Kto wie, czy nie najciekawszą część jego zbiorów stanowią modele rowerów. Ma ich mnóstwo. Niektóre to miniaturki wielkości paznokcia. Są i dużo większe, kilkudziesięciocentymetrowe, w pełni sprawne. Brakuje tylko krasnoludka, który wsiadłby na siodełko, ujął kierownicę, zakręcił pedałami, pojechał.
Lubi podróżować po Polsce, po świecie. Każda taka wyprawa, choćby krótka, powiększa zbiory. – Mam ok. 4 tysięcy widokówek. Wszędzie, w wielkim mieście, czy w małej wiosce, staram się kupić kolejną. To wydatek, bo w Europie za jedno euro niczego nie znajdę. Byle widokówka kosztuje kilka razy więcej – mówi pan Szubert. Kupuje też inne przedmioty, które mu się spodobają, a jeszcze takich nie ma. Nawet nie próbuje liczyć, ile go kosztuje powiększanie zbiorów.

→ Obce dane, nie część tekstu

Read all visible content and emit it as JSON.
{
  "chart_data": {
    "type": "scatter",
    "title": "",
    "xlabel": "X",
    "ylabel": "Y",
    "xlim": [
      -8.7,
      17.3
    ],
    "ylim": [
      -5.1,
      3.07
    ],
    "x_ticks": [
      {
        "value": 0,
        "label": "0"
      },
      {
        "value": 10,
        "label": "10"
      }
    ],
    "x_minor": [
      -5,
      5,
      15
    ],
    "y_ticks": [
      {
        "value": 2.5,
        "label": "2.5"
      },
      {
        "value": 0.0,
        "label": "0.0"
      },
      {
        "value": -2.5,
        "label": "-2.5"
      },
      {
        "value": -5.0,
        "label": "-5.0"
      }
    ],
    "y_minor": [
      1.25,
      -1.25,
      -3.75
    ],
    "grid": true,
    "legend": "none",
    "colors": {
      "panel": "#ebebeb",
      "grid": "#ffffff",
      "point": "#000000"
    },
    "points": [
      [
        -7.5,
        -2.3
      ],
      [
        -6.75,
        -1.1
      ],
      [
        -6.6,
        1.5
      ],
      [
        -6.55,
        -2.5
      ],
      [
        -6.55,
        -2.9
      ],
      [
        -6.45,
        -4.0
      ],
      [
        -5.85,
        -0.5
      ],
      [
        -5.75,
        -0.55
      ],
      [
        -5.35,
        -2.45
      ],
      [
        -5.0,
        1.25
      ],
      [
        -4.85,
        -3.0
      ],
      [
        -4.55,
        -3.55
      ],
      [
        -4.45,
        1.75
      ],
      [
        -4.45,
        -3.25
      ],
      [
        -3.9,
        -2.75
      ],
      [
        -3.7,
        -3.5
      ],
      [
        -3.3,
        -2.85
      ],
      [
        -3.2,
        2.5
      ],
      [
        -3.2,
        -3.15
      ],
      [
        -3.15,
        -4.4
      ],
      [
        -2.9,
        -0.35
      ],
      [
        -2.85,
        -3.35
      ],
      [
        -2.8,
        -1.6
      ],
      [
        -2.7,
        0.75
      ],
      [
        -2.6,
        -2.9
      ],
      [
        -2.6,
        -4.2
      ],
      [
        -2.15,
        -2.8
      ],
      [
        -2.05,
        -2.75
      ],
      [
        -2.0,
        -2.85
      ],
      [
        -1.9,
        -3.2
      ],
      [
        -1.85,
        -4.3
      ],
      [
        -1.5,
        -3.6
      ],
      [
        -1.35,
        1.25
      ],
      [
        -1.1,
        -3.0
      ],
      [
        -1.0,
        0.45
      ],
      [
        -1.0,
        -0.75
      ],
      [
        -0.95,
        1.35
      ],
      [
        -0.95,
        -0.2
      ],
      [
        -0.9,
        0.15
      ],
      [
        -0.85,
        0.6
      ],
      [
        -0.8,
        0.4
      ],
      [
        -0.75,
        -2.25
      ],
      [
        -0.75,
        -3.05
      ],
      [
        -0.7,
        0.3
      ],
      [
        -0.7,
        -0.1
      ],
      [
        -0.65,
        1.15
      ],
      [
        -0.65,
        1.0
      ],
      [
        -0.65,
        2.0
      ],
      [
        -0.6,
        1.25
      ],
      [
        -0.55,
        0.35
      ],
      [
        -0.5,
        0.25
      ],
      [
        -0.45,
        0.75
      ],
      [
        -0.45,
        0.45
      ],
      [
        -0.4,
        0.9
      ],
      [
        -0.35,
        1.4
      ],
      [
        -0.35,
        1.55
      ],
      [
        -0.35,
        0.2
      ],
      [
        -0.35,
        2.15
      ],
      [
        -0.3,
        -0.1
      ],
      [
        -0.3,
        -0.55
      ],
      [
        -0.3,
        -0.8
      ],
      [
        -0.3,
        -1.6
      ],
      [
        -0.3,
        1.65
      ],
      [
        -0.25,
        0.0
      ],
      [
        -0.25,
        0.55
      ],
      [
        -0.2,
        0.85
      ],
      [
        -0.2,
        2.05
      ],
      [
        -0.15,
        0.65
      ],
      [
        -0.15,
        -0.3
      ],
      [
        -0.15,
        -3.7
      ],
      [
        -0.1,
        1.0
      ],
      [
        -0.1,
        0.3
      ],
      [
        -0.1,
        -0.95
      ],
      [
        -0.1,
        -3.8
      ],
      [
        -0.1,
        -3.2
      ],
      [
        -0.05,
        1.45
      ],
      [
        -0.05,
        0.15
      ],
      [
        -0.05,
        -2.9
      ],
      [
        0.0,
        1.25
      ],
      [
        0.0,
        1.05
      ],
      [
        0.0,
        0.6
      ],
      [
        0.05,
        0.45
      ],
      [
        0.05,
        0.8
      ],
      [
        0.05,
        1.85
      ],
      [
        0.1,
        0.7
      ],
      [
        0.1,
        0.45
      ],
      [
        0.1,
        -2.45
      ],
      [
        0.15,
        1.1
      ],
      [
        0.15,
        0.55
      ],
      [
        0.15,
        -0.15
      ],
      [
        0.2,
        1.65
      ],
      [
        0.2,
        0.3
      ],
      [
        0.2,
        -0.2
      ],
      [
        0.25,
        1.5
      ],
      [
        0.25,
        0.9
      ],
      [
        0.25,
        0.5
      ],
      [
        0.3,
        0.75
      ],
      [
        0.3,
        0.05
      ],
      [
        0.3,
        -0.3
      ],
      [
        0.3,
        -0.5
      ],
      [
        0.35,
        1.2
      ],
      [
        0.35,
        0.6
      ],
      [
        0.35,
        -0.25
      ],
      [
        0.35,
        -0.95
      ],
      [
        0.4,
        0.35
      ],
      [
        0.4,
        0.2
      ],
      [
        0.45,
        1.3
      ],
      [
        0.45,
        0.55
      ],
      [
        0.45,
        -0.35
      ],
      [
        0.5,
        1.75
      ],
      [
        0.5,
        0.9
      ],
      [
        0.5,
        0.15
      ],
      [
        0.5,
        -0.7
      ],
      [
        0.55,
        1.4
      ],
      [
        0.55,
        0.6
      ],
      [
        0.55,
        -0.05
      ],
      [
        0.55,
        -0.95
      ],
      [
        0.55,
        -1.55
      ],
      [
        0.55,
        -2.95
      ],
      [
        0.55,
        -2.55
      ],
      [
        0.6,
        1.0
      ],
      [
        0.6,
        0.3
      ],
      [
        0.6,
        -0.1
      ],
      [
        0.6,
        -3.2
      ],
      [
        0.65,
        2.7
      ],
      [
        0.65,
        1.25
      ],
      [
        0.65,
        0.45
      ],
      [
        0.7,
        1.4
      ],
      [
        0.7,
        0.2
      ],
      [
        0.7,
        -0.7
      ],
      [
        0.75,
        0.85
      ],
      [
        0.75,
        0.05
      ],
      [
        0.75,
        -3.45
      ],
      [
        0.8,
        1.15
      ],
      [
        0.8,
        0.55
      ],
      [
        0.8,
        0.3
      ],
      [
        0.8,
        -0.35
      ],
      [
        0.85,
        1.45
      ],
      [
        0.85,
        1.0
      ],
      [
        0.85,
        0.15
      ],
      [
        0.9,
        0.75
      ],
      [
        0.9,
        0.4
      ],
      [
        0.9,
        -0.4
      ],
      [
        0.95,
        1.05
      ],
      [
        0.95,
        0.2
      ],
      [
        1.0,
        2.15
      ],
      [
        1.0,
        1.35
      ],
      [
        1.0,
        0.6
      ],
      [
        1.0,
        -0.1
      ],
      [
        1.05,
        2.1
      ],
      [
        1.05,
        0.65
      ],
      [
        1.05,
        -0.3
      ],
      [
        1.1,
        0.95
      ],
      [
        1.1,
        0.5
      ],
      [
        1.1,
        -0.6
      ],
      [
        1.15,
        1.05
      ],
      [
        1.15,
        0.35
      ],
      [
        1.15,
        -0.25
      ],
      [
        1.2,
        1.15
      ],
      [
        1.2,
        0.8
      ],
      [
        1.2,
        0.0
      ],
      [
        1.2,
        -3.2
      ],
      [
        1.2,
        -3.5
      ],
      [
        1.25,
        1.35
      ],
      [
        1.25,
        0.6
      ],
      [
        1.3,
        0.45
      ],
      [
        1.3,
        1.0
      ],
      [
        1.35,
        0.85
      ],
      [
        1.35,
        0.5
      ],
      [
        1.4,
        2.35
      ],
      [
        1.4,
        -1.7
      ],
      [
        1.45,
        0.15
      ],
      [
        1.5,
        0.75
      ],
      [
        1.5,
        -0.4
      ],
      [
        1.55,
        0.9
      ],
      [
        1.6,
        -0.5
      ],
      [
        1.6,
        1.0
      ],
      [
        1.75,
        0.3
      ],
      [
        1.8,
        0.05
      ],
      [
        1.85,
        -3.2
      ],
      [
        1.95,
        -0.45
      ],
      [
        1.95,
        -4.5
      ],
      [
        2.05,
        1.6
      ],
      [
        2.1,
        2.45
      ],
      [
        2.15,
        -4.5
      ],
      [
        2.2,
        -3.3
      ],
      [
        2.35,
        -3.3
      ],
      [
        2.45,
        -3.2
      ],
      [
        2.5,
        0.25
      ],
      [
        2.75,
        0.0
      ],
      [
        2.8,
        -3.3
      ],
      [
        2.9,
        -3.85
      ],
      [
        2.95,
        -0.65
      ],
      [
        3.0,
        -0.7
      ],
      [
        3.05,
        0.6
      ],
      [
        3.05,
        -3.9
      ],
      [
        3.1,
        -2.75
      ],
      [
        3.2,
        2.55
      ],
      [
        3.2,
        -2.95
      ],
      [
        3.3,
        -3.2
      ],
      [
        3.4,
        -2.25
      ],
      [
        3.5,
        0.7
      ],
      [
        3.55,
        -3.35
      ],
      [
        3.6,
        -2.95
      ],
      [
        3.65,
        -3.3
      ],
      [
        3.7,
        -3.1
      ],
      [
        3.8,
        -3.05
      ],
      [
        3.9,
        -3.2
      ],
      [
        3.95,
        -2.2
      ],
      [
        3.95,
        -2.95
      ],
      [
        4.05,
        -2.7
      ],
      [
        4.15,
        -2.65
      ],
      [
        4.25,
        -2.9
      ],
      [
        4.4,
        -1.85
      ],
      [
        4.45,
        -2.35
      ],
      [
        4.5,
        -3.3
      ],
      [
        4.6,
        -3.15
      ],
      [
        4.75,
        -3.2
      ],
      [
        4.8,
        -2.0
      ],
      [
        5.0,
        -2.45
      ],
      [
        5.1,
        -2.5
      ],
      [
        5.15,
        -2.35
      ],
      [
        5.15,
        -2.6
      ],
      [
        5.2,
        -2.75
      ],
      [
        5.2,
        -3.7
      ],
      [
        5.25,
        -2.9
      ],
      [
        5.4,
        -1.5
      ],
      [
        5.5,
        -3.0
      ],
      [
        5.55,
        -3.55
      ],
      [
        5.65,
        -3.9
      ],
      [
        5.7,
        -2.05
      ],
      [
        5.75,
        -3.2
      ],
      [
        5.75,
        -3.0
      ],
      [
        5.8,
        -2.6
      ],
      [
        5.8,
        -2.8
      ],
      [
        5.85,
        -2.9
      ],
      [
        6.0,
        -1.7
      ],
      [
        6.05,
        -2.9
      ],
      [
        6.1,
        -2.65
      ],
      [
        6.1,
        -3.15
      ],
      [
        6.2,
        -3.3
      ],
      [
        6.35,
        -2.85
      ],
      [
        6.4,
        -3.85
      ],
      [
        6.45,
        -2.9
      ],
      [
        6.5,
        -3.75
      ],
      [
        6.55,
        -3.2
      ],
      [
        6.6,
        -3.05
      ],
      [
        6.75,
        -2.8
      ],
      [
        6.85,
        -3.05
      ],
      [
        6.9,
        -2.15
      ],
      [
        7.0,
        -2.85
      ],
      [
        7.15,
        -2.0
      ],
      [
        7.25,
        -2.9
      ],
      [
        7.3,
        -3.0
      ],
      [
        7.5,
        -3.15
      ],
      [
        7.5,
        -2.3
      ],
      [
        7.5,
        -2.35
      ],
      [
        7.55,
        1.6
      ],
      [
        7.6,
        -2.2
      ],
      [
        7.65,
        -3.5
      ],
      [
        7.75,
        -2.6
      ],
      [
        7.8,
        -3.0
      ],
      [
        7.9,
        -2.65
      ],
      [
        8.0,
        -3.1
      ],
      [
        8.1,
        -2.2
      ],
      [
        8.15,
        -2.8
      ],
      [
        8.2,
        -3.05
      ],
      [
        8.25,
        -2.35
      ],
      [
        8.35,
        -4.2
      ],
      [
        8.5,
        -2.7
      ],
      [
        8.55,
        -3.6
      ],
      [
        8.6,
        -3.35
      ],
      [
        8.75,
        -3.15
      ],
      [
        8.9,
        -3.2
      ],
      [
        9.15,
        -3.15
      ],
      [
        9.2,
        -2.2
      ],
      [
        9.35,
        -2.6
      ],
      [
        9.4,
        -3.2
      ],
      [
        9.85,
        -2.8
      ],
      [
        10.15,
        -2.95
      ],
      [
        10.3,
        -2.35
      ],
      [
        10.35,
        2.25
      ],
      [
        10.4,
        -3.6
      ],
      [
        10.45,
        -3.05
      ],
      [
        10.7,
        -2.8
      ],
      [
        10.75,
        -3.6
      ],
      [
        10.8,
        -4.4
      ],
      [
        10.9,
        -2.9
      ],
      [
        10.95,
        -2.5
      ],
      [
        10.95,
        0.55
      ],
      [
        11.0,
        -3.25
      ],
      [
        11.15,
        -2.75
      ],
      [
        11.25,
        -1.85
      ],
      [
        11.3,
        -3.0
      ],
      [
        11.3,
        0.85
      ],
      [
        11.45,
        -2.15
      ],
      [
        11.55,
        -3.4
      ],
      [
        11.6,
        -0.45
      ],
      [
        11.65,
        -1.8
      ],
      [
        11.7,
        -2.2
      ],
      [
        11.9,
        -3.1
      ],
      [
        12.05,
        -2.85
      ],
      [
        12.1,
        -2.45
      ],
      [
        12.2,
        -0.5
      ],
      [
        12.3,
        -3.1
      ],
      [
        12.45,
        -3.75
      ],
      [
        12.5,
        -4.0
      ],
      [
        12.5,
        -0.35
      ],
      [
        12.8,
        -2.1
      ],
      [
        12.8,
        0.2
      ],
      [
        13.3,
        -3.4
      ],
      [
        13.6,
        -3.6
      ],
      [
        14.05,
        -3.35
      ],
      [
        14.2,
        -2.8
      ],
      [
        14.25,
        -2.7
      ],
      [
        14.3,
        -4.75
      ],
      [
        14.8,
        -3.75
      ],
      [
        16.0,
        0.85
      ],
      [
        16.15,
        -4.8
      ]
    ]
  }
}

Okazją do powiększenia kolekcji było Euro 2012. Jerzy Szubert był na Stadionie Narodowym, gdy grała reprezentacja Polski. Przesiadywał w strefie kibica, w Poznaniu bawił się z kibicami irlandzkimi. Plonem uczestniczenia w tych wydarzeniach są setki przeróżnych pamiątek. Wydawnictwa, bilety, smycze, odznaki, maskotki, miniaturki strojów, piłek… Samych długopisów, których elementem jest piłka, ma dziesiątki. Są też zdjęcia, których zgromadził cały album. Podobnie bywało na innych imprezach.
Nigdy nie interesowały go wartości materialne. Jest typowym pasjonatem. Na świat patrzy przez pryzmat powiększenia zbiorów. Ważny jest dla niego patriotyzm, kultywuje tradycje rodzinne. Przekłada się to na przedmioty w narodowych barwach.
Z pochodzenia jest Wielkopolaninem, urodził się w okolicach Buku. Jego ojciec, związany z koleją, w pierwszych latach po wojnie trafił na Dolny Śląsk. Pracował przy odbudowie torów, łączności, pełnił funkcję zawiadowcy stacji w Złotoryi, potem w Zagrodnie, gdzie w stacyjnym budynku znajdowało się mieszkanie rodziny Szubertów.
Rodzina wróciła do Wielkopolski, gdzie zawsze pewniej i bezpieczniej się czuła. Jerzy Szubert skończył szkołę rolniczą, bo zamierzał kontynuować rodzinne tradycje, a krewi pracujący na roli dobrze sobie w życiu radzili. Pracował w rolnictwie, w przemyśle spożywczym, w innych branżach. Był handlowcem specjalizującym się w konfekcjonowaniu sprowadzanej z całego świata herbaty. Odwiedzał kraje azjatyckie afrykańskie, zjeździł całą Europę. Zbiory rosły.
Jest już w wieku emerytalnym, ale ani myśli rezygnować z aktywności. Wciąż wiele podróżuje, uczestniczy w wyjazdach Klubu Kolekcjonerów Znaczków Turystycznych. Z wyjazdów, także zagranicznych, nigdy nie wraca z pustymi rękoma.